For one thing, the energy transition should ultimately ‘boost, rather than weigh on, economic growth and thereby support wages and aggregate demand’, she reasoned. For another, the effect of the transfer of money from the private to the public sector, implied by a carbon tax, depended on how the revenues were handled, she said.
The outcome could actually be higher economic activity, she said: ‘And since new activity will likely arise in greener sectors, part of the increase in GDP will be permanent, potentially raising inflation both over the short and medium term.’
‘These findings are not just hypothetical’, she added. ‘An emerging strand of empirical evidence finds no robust negative effects of carbon taxes on GDP growth and employment. If anything, the evidence is consistent with a modest positive impact.’
Schnabel’s speech is an important contribution to a discussion that needed to take place. That she sees the energy transition as more likely a source of upside than downside price risks is not a surprise, but less because she is relatively hawkish in the context of the Executive Board and more because her previous comments on the subject, though less detailed, already gave a clue as to where her thinking was headed.
‘Eventually if we are serious about fighting climate change the green transition will need to bring about a measurable further rise in the price of carbon which can be expected to lead to higher fuel and electricity prices’, she said in a speech two months ago, for example. ‘These effects may become entrenched in expectations if people start to anticipate them.’
The ECB has already taken its sweet time about waking up to the possibility of higher-for-longer inflation and has had to adjust its rhetoric with a haste bordering on unseemly.

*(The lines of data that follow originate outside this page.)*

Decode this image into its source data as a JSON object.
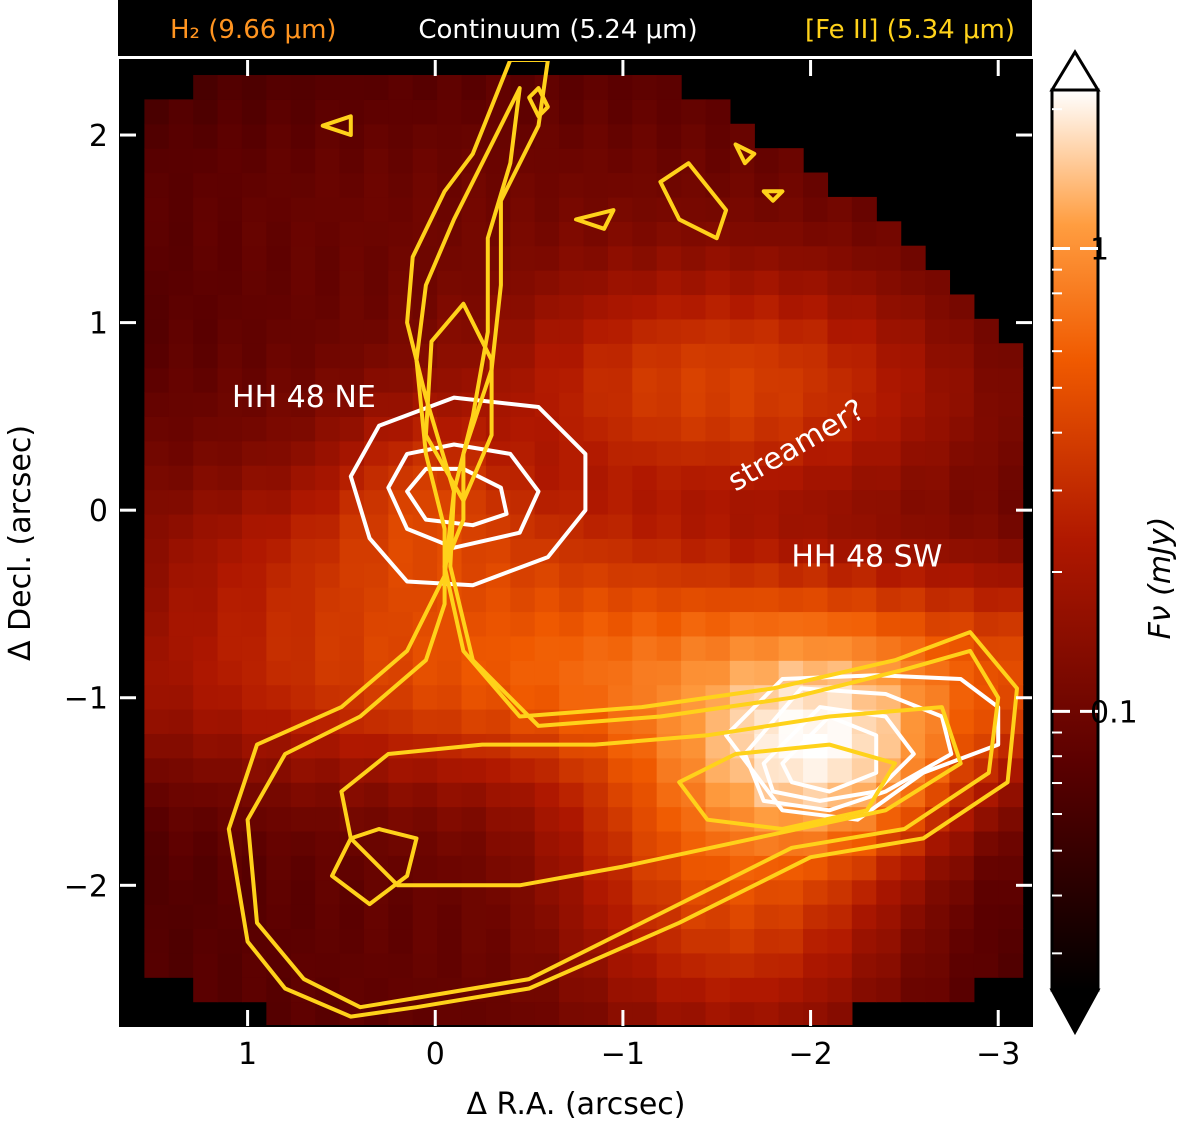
{
  "chart_data": {
    "type": "heatmap",
    "title": "",
    "header": {
      "items": [
        {
          "text": "H₂ (9.66 μm)",
          "color": "#ff9420"
        },
        {
          "text": "Continuum (5.24 μm)",
          "color": "#ffffff"
        },
        {
          "text": "[Fe II] (5.34 μm)",
          "color": "#ffd21a"
        }
      ],
      "background": "#000000"
    },
    "xlabel": "Δ R.A. (arcsec)",
    "ylabel": "Δ Decl. (arcsec)",
    "xlim": [
      1.68,
      -3.18
    ],
    "ylim": [
      -2.75,
      2.4
    ],
    "xticks": [
      1,
      0,
      -1,
      -2,
      -3
    ],
    "xtick_labels": [
      "1",
      "0",
      "−1",
      "−2",
      "−3"
    ],
    "yticks": [
      -2,
      -1,
      0,
      1,
      2
    ],
    "ytick_labels": [
      "−2",
      "−1",
      "0",
      "1",
      "2"
    ],
    "colorbar": {
      "label": "Fν (mJy)",
      "scale": "log",
      "range": [
        0.025,
        2.2
      ],
      "ticks": [
        0.1,
        1
      ],
      "tick_labels": [
        "0.1",
        "1"
      ],
      "colormap": "gist_heat",
      "extend": "both"
    },
    "annotations": [
      {
        "text": "HH 48 NE",
        "x": 0.7,
        "y": 0.55,
        "color": "#ffffff",
        "rotation": 0
      },
      {
        "text": "HH 48 SW",
        "x": -2.3,
        "y": -0.3,
        "color": "#ffffff",
        "rotation": 0
      },
      {
        "text": "streamer?",
        "x": -1.95,
        "y": 0.3,
        "color": "#ffffff",
        "rotation": -30
      }
    ],
    "image": {
      "pixel_size_arcsec": 0.13,
      "footprint_boundary": [
        [
          1.58,
          -2.25
        ],
        [
          1.6,
          2.1
        ],
        [
          1.25,
          2.3
        ],
        [
          0.7,
          2.35
        ],
        [
          -0.2,
          2.35
        ],
        [
          -0.8,
          2.3
        ],
        [
          -1.35,
          2.25
        ],
        [
          -1.75,
          2.0
        ],
        [
          -2.4,
          1.55
        ],
        [
          -2.8,
          1.1
        ],
        [
          -3.15,
          0.75
        ],
        [
          -3.18,
          -2.45
        ],
        [
          -2.8,
          -2.6
        ],
        [
          -1.8,
          -2.75
        ],
        [
          -0.6,
          -2.75
        ],
        [
          0.7,
          -2.75
        ],
        [
          1.2,
          -2.6
        ],
        [
          1.58,
          -2.45
        ]
      ],
      "emission_components": [
        {
          "name": "continuum-background",
          "amplitude": 0.09,
          "x": -0.8,
          "y": -0.2,
          "sigma_x": 2.4,
          "sigma_y": 2.4
        },
        {
          "name": "disk-lane",
          "amplitude": 0.55,
          "x": -1.6,
          "y": -0.85,
          "sigma_x": 1.6,
          "sigma_y": 0.32
        },
        {
          "name": "disk-ne-lane",
          "amplitude": 0.22,
          "x": 0.0,
          "y": -0.3,
          "sigma_x": 0.9,
          "sigma_y": 0.3
        },
        {
          "name": "hh48-sw-source",
          "amplitude": 1.5,
          "x": -2.05,
          "y": -1.25,
          "sigma_x": 0.38,
          "sigma_y": 0.3
        },
        {
          "name": "sw-extended",
          "amplitude": 0.5,
          "x": -1.6,
          "y": -1.7,
          "sigma_x": 0.5,
          "sigma_y": 0.55
        },
        {
          "name": "streamer",
          "amplitude": 0.3,
          "x": -1.55,
          "y": 0.7,
          "sigma_x": 0.7,
          "sigma_y": 0.35
        },
        {
          "name": "ne-knot",
          "amplitude": 0.18,
          "x": 0.05,
          "y": 0.1,
          "sigma_x": 0.3,
          "sigma_y": 0.3
        }
      ]
    },
    "contours": [
      {
        "name": "Continuum (5.24 μm)",
        "color": "#ffffff",
        "levels": [
          [
            [
              0.45,
              0.18
            ],
            [
              0.3,
              0.45
            ],
            [
              -0.1,
              0.6
            ],
            [
              -0.55,
              0.55
            ],
            [
              -0.8,
              0.3
            ],
            [
              -0.8,
              0.0
            ],
            [
              -0.6,
              -0.25
            ],
            [
              -0.2,
              -0.4
            ],
            [
              0.15,
              -0.38
            ],
            [
              0.35,
              -0.15
            ],
            [
              0.45,
              0.18
            ]
          ],
          [
            [
              0.25,
              0.12
            ],
            [
              0.15,
              0.3
            ],
            [
              -0.1,
              0.35
            ],
            [
              -0.4,
              0.3
            ],
            [
              -0.55,
              0.1
            ],
            [
              -0.45,
              -0.12
            ],
            [
              -0.1,
              -0.2
            ],
            [
              0.15,
              -0.1
            ],
            [
              0.25,
              0.12
            ]
          ],
          [
            [
              0.15,
              0.1
            ],
            [
              0.05,
              0.22
            ],
            [
              -0.15,
              0.22
            ],
            [
              -0.35,
              0.12
            ],
            [
              -0.38,
              -0.02
            ],
            [
              -0.2,
              -0.08
            ],
            [
              0.05,
              -0.05
            ],
            [
              0.15,
              0.1
            ]
          ],
          [
            [
              -1.55,
              -1.2
            ],
            [
              -1.85,
              -0.9
            ],
            [
              -2.35,
              -0.88
            ],
            [
              -2.8,
              -0.9
            ],
            [
              -3.0,
              -1.05
            ],
            [
              -3.0,
              -1.25
            ],
            [
              -2.6,
              -1.4
            ],
            [
              -2.25,
              -1.65
            ],
            [
              -1.85,
              -1.6
            ],
            [
              -1.55,
              -1.2
            ]
          ],
          [
            [
              -1.65,
              -1.3
            ],
            [
              -1.95,
              -0.95
            ],
            [
              -2.4,
              -0.98
            ],
            [
              -2.7,
              -1.1
            ],
            [
              -2.75,
              -1.3
            ],
            [
              -2.4,
              -1.5
            ],
            [
              -2.1,
              -1.6
            ],
            [
              -1.75,
              -1.55
            ],
            [
              -1.65,
              -1.3
            ]
          ],
          [
            [
              -1.75,
              -1.35
            ],
            [
              -2.05,
              -1.05
            ],
            [
              -2.4,
              -1.1
            ],
            [
              -2.55,
              -1.3
            ],
            [
              -2.35,
              -1.5
            ],
            [
              -2.05,
              -1.55
            ],
            [
              -1.8,
              -1.5
            ],
            [
              -1.75,
              -1.35
            ]
          ],
          [
            [
              -1.85,
              -1.35
            ],
            [
              -2.1,
              -1.1
            ],
            [
              -2.35,
              -1.2
            ],
            [
              -2.35,
              -1.4
            ],
            [
              -2.1,
              -1.5
            ],
            [
              -1.9,
              -1.45
            ],
            [
              -1.85,
              -1.35
            ]
          ]
        ]
      },
      {
        "name": "[Fe II] (5.34 μm)",
        "color": "#ffd21a",
        "levels": [
          [
            [
              0.8,
              -2.55
            ],
            [
              1.0,
              -2.3
            ],
            [
              1.1,
              -1.7
            ],
            [
              0.95,
              -1.25
            ],
            [
              0.5,
              -1.05
            ],
            [
              0.15,
              -0.75
            ],
            [
              -0.05,
              -0.35
            ],
            [
              -0.1,
              0.1
            ],
            [
              0.05,
              0.6
            ],
            [
              0.15,
              1.0
            ],
            [
              0.12,
              1.35
            ],
            [
              -0.05,
              1.7
            ],
            [
              -0.2,
              1.9
            ],
            [
              -0.4,
              2.4
            ],
            [
              -0.6,
              2.4
            ],
            [
              -0.55,
              2.05
            ],
            [
              -0.35,
              1.65
            ],
            [
              -0.35,
              1.2
            ],
            [
              -0.3,
              0.75
            ],
            [
              -0.15,
              0.3
            ],
            [
              -0.15,
              -0.05
            ],
            [
              -0.05,
              -0.3
            ],
            [
              -0.15,
              -0.75
            ],
            [
              -0.45,
              -1.1
            ],
            [
              -1.1,
              -1.05
            ],
            [
              -1.8,
              -0.95
            ],
            [
              -2.45,
              -0.8
            ],
            [
              -2.85,
              -0.65
            ],
            [
              -3.1,
              -0.95
            ],
            [
              -3.05,
              -1.45
            ],
            [
              -2.6,
              -1.75
            ],
            [
              -2.0,
              -1.85
            ],
            [
              -1.3,
              -2.2
            ],
            [
              -0.5,
              -2.55
            ],
            [
              0.1,
              -2.65
            ],
            [
              0.45,
              -2.7
            ],
            [
              0.8,
              -2.55
            ]
          ],
          [
            [
              0.7,
              -2.5
            ],
            [
              0.95,
              -2.2
            ],
            [
              1.0,
              -1.65
            ],
            [
              0.8,
              -1.3
            ],
            [
              0.4,
              -1.1
            ],
            [
              0.05,
              -0.8
            ],
            [
              -0.05,
              -0.5
            ],
            [
              -0.05,
              -0.1
            ],
            [
              0.05,
              0.3
            ],
            [
              0.1,
              0.8
            ],
            [
              0.05,
              1.2
            ],
            [
              -0.1,
              1.55
            ],
            [
              -0.3,
              1.95
            ],
            [
              -0.45,
              2.25
            ],
            [
              -0.4,
              1.85
            ],
            [
              -0.28,
              1.45
            ],
            [
              -0.28,
              0.95
            ],
            [
              -0.2,
              0.5
            ],
            [
              -0.1,
              0.1
            ],
            [
              -0.08,
              -0.3
            ],
            [
              -0.2,
              -0.8
            ],
            [
              -0.55,
              -1.15
            ],
            [
              -1.2,
              -1.1
            ],
            [
              -1.9,
              -1.0
            ],
            [
              -2.5,
              -0.85
            ],
            [
              -2.85,
              -0.75
            ],
            [
              -3.0,
              -1.0
            ],
            [
              -2.95,
              -1.4
            ],
            [
              -2.5,
              -1.7
            ],
            [
              -1.9,
              -1.8
            ],
            [
              -1.2,
              -2.15
            ],
            [
              -0.5,
              -2.5
            ],
            [
              0.1,
              -2.6
            ],
            [
              0.4,
              -2.65
            ],
            [
              0.7,
              -2.5
            ]
          ],
          [
            [
              0.2,
              -2.0
            ],
            [
              0.45,
              -1.75
            ],
            [
              0.5,
              -1.5
            ],
            [
              0.25,
              -1.3
            ],
            [
              -0.25,
              -1.25
            ],
            [
              -0.85,
              -1.25
            ],
            [
              -1.45,
              -1.2
            ],
            [
              -2.1,
              -1.1
            ],
            [
              -2.7,
              -1.05
            ],
            [
              -2.8,
              -1.35
            ],
            [
              -2.4,
              -1.6
            ],
            [
              -1.7,
              -1.75
            ],
            [
              -1.0,
              -1.9
            ],
            [
              -0.45,
              -2.0
            ],
            [
              0.2,
              -2.0
            ]
          ],
          [
            [
              0.45,
              -1.75
            ],
            [
              0.55,
              -1.95
            ],
            [
              0.35,
              -2.1
            ],
            [
              0.15,
              -1.95
            ],
            [
              0.1,
              -1.75
            ],
            [
              0.3,
              -1.7
            ],
            [
              0.45,
              -1.75
            ]
          ],
          [
            [
              -1.3,
              -1.45
            ],
            [
              -1.6,
              -1.3
            ],
            [
              -2.1,
              -1.25
            ],
            [
              -2.45,
              -1.35
            ],
            [
              -2.3,
              -1.6
            ],
            [
              -1.85,
              -1.7
            ],
            [
              -1.45,
              -1.65
            ],
            [
              -1.3,
              -1.45
            ]
          ],
          [
            [
              0.05,
              0.4
            ],
            [
              0.02,
              0.9
            ],
            [
              -0.15,
              1.1
            ],
            [
              -0.3,
              0.8
            ],
            [
              -0.3,
              0.4
            ],
            [
              -0.15,
              0.05
            ],
            [
              0.05,
              0.4
            ]
          ],
          [
            [
              -0.5,
              2.2
            ],
            [
              -0.55,
              2.1
            ],
            [
              -0.6,
              2.15
            ],
            [
              -0.55,
              2.25
            ],
            [
              -0.5,
              2.2
            ]
          ],
          [
            [
              -1.2,
              1.75
            ],
            [
              -1.35,
              1.85
            ],
            [
              -1.55,
              1.6
            ],
            [
              -1.5,
              1.45
            ],
            [
              -1.3,
              1.55
            ],
            [
              -1.2,
              1.75
            ]
          ],
          [
            [
              -0.75,
              1.55
            ],
            [
              -0.95,
              1.6
            ],
            [
              -0.9,
              1.5
            ],
            [
              -0.75,
              1.55
            ]
          ],
          [
            [
              0.6,
              2.05
            ],
            [
              0.45,
              2.1
            ],
            [
              0.45,
              2.0
            ],
            [
              0.6,
              2.05
            ]
          ],
          [
            [
              -1.6,
              1.95
            ],
            [
              -1.65,
              1.85
            ],
            [
              -1.7,
              1.9
            ],
            [
              -1.6,
              1.95
            ]
          ],
          [
            [
              -1.75,
              1.7
            ],
            [
              -1.8,
              1.65
            ],
            [
              -1.85,
              1.7
            ],
            [
              -1.75,
              1.7
            ]
          ]
        ]
      }
    ]
  }
}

While the EU’s carbon border tax won’t be fully implemented for another four years, importers will have to comply with significant administrative requirements as of one year from now. The ‘eventually’ of Schnabel’s November speech is thus arguably already overlapping with the ECB’s forecast horizon, and there is little excuse for monetary authorities to be blindsided again.
Inasmuch, it might be hoped that Saturday’s intervention will be received as a wake-up call to anyone setting European monetary policy who plans to cross that particular bridge only upon coming to it.
In contrast to Schnabel’s speech, Philip Lane took care not to wade into any controversy with his latest public intervention.
Published Friday by Irish national broadcaster RTÉ and devoted almost exclusively to inflation, it may never have been intended to be much more than the honouring of a commitment to a hometown news outlet with no particular interest in monetary policy.
Still, given Lane’s most recent previous public remarks were two months ago, one might have anticipated a more standout observation from the ECB chief economist than that inflation in 2023 and 2024 was likelier to come in below the price stability target than above it. In other words, that the Eurosystem HICP projections released on December 16 remain valid, as one would expect.
To be sure, Lane quickly noted that the ECB would benefit from ‘new forecasts in March, in June, in September’ and be guided by these. Still, he did not appear to be undermining the newest forecasts, in contrast to the speed with which monetary authorities had distanced themselves from last September’s.
Also of possible interest was Lane’s preoccupation with energy’s role in inflation past, current and future, to the complete exclusion of the supply chain bottlenecks that featured prominently in his exposition of inflation just a few weeks ago.
But all in all, one might almost just as well have simply reread Lane’s previous interview, published on November 8, in which he also said that inflation would fall this year; that medium-term price prospects were subdued relative to the ECB’s target; that the transient nature of current high HICP argued against a policy overreaction; and that the ECB was watching to see if elevated inflation was generating unsustainable new behaviours but saw no evidence of this yet.